Produksi hidrogen produk sampingan industri:Menggunakan produk sampingan yang dihasilkan dalam proses produksi industri untuk menghasilkan hidrogen, biayanya rendah. Ini terutama mencakup produksi hidrogen dari gas oven kokas dan hidrogen yang diproduksi oleh industri klor-alkali.
Produksi hidrogen dengan elektrolisis air:Hidrogen diproduksi melalui elektrolisis air. Produk ini memiliki kemurnian tinggi dan tidak mengandung polusi. Ini merupakan arah utama untuk pengembangan di masa mendatang. Akan tetapi, biaya saat ini relatif tinggi dan perlu dikurangi lebih lanjut.
Konsumsi energi rendah dan efisiensi lebih baik.
Produksi hidrogen biomassa:Menggunakan bahan biomassa untuk menghasilkan hidrogen melalui proses biologis atau termokimia, teknologinya belum sepenuhnya matang.
Fotolisis air untuk menghasilkan hidrogen:Menggunakan energi matahari untuk langsung membelah air guna menghasilkan hidrogen, teknologi ini masih dalam tahap penelitian dan pengembangan.
Dari perspektif ekonomi dan kematangan teknologi, produksi hidrogen dari gas alam dan hidrogen produk sampingan industri saat ini mendominasi. Namun dalam jangka panjang, produksi hidrogen melalui elektrolisis air dianggap sebagai arah utama untuk pengembangan di masa mendatang karena karakteristiknya yang bersih dan ramah lingkungan. Dengan kemajuan teknologi dan pengurangan biaya, produksi hidrogen dari elektrolisis air diharapkan dapat membuka peluang pengembangan penting dalam 3-5 tahun mendatang.
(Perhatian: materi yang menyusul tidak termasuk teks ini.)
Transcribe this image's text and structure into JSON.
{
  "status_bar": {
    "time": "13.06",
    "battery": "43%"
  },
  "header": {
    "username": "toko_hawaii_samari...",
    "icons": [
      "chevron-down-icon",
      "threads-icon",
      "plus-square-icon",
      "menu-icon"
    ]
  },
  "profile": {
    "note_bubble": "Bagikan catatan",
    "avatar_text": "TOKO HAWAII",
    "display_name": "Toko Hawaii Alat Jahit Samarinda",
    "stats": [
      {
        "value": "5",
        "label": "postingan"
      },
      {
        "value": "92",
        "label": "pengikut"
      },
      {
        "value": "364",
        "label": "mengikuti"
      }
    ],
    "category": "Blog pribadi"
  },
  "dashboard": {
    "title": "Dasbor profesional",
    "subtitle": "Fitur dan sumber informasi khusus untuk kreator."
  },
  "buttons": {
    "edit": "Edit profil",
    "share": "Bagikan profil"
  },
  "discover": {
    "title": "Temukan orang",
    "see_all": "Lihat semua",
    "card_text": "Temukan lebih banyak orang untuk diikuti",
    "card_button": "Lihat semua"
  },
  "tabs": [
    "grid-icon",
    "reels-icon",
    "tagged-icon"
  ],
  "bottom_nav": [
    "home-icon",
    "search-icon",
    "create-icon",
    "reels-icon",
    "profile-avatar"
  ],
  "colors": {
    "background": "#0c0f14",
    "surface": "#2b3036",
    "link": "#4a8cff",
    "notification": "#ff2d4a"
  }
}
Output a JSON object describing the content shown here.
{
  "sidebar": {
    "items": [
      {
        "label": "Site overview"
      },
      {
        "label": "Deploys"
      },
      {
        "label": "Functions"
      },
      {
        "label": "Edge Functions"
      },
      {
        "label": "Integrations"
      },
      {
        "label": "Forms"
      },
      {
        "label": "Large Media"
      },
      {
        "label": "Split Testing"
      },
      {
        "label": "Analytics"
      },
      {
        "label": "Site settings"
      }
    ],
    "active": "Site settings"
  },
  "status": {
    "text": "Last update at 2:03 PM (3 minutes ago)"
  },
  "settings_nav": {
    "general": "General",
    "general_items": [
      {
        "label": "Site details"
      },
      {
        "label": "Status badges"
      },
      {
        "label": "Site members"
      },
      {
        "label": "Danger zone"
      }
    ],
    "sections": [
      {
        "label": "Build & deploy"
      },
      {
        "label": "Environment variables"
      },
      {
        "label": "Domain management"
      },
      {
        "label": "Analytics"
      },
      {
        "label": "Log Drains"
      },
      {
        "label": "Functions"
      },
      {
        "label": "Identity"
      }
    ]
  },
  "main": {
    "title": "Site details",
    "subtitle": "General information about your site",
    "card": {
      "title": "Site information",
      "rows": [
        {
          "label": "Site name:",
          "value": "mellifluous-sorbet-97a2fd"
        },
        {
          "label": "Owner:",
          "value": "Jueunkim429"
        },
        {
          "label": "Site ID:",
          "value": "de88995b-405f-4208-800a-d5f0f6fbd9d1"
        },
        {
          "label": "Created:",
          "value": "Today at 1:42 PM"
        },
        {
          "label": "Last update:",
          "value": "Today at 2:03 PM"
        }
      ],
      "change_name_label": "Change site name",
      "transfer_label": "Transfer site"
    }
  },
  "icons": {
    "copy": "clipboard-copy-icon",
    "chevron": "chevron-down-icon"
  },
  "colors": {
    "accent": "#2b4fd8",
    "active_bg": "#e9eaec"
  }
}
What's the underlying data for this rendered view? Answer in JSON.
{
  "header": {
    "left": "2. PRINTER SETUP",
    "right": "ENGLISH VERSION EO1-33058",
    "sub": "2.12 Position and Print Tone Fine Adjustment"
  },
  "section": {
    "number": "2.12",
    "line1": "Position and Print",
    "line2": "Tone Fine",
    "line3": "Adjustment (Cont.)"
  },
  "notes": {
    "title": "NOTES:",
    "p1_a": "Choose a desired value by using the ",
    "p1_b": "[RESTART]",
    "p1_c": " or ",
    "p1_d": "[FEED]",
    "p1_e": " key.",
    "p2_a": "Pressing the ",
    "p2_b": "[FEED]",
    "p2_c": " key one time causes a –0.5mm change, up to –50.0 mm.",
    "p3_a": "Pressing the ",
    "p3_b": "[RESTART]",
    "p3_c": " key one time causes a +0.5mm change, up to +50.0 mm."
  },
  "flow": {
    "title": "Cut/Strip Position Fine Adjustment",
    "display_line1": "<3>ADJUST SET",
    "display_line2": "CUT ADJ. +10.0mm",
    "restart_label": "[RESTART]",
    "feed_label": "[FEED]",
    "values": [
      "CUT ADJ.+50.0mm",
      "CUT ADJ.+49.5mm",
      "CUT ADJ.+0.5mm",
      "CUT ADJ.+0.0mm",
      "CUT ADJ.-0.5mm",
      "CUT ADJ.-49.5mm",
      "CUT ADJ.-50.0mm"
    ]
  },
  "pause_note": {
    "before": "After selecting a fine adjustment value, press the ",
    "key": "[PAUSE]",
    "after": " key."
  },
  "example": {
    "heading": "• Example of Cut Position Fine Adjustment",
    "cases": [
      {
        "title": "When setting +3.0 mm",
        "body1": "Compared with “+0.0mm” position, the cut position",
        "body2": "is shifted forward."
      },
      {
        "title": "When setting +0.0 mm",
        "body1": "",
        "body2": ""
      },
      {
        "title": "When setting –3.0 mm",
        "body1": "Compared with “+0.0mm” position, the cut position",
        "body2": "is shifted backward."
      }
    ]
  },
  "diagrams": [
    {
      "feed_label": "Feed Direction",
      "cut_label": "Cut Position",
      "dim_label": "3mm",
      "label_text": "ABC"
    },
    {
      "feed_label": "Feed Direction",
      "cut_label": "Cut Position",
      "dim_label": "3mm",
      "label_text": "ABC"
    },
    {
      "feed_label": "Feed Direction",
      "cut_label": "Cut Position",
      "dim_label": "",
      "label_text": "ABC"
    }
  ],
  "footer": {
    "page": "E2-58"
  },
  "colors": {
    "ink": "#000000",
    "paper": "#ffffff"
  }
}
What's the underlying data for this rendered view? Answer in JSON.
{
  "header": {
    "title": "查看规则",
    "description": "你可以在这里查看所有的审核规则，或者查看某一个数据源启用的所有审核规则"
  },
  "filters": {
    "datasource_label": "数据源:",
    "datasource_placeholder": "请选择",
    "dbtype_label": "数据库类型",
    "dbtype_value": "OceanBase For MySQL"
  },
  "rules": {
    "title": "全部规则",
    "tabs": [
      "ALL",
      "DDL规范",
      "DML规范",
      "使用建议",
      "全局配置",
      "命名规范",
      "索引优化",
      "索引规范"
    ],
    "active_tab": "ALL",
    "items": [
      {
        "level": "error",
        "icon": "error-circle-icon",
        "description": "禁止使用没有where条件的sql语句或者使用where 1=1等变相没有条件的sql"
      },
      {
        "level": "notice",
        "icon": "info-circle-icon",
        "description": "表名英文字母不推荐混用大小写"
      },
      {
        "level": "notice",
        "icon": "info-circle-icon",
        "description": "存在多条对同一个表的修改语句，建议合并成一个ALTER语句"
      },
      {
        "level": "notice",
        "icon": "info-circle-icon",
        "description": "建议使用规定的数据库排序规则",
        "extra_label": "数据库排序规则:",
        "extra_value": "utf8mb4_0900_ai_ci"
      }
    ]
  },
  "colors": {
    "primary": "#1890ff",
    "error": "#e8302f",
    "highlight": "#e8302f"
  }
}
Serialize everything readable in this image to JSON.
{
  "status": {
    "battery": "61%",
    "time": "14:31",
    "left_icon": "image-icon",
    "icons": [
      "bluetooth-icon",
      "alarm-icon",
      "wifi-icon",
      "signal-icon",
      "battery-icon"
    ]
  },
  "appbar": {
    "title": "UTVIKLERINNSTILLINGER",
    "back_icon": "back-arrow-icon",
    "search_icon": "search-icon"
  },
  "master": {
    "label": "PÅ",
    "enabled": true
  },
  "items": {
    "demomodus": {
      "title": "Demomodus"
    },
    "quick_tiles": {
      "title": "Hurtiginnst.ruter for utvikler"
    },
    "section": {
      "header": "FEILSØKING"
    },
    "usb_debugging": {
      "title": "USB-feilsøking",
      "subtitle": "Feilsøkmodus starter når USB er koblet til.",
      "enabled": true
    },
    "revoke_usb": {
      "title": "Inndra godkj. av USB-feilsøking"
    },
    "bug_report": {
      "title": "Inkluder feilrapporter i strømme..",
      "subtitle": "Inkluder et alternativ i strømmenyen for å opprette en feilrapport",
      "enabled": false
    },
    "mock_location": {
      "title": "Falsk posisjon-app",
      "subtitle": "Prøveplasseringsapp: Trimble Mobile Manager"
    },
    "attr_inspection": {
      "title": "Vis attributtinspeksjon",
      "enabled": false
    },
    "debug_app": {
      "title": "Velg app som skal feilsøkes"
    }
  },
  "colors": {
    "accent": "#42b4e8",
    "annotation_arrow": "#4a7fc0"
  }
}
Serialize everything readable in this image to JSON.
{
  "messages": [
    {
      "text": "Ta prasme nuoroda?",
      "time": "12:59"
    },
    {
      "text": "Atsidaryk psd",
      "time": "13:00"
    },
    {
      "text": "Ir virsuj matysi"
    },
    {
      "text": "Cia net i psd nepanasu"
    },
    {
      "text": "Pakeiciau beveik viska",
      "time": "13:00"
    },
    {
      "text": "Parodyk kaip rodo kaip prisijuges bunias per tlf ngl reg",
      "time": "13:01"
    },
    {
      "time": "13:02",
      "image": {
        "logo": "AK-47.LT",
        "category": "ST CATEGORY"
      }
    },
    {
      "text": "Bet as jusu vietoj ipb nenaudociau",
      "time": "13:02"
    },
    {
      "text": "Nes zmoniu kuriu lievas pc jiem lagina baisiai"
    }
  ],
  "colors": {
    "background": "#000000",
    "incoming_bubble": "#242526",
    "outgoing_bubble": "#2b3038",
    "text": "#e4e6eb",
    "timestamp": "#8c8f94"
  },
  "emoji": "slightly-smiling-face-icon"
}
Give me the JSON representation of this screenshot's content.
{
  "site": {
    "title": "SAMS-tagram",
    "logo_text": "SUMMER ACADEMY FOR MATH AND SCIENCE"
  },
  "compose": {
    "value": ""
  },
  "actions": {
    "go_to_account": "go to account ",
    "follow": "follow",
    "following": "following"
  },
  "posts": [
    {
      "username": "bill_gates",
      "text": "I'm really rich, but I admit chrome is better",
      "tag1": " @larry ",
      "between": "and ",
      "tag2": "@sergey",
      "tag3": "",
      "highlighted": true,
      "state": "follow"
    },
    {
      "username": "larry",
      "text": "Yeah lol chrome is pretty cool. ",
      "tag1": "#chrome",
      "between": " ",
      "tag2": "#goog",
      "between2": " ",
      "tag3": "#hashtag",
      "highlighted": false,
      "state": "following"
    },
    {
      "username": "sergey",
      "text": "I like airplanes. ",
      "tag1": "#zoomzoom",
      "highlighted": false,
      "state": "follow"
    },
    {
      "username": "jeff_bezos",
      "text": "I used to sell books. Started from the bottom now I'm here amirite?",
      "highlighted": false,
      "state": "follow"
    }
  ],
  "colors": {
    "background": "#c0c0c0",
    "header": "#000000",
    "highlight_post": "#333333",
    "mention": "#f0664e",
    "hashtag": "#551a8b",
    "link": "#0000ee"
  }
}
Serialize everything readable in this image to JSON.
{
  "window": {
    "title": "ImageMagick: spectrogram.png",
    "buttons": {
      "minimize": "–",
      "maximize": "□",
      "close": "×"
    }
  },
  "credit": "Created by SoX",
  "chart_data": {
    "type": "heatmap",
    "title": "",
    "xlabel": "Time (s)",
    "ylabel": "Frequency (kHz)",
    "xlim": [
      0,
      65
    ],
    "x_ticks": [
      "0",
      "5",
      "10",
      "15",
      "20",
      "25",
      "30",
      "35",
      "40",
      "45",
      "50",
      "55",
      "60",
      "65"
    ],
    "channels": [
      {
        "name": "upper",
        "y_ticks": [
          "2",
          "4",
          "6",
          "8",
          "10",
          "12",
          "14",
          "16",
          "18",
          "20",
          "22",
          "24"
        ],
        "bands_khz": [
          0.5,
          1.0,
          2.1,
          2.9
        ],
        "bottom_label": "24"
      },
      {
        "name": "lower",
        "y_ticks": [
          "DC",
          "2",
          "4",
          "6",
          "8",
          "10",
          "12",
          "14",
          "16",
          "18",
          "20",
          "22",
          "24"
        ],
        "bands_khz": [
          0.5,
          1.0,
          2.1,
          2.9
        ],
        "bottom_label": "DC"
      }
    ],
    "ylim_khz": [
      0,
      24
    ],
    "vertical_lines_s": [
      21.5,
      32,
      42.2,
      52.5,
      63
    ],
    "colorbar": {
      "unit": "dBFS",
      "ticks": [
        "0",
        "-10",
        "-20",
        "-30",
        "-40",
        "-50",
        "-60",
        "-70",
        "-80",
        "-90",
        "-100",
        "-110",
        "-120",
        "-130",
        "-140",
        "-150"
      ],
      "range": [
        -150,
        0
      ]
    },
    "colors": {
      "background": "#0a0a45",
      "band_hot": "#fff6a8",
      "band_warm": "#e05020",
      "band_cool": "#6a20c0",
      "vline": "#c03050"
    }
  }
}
Apa itu hidrogen hijau, hidrogen biru, hidrogen abu-abu?
Tergantung pada metode produksi hidrogen dan tingkat emisi karbon, hidrogen dapat dibagi menjadi tiga jenis: hidrogen abu-abu, hidrogen biru, dan hidrogen hijau:
Hidrogen abu-abu:
Hidrogen abu-abu adalah hidrogen yang diproduksi dari bahan bakar fosil (seperti gas alam, batu bara, minyak bumi, dll.). Saat ini, ini merupakan metode produksi hidrogen yang paling penting, yang mencakup sekitar 95% dari produksi hidrogen global. Biaya produksi hidrogen abu-abu lebih rendah, tetapi emisi karbonnya besar dan berdampak lebih besar pada lingkungan.
Hidrogen biru:
Hidrogen biru juga diproduksi dari bahan bakar fosil (terutama gas alam), tetapi menggunakan teknologi penangkapan dan penyimpanan karbon (CCS) dalam proses produksinya. Metode ini dapat mengurangi emisi karbon secara signifikan, tetapi biaya penangkapannya tinggi. Hidrogen biru dianggap sebagai produk antara dalam transisi dari hidrogen abu-abu menjadi hidrogen hijau.
Hidrogen hijau:
Hidrogen hijau adalah hidrogen yang diproduksi dengan mengelektrolisis air menggunakan sumber energi terbarukan (seperti energi matahari, energi angin, dll.). Metode ini hampir tidak menghasilkan emisi karbon selama seluruh proses produksi dan merupakan cara terbersih untuk memproduksi hidrogen. Saat ini, biaya hidrogen hijau relatif tinggi, tetapi seiring dengan penurunan biaya energi terbarukan dan kemajuan teknologi elektrolisis, keekonomiannya diperkirakan akan terus membaik.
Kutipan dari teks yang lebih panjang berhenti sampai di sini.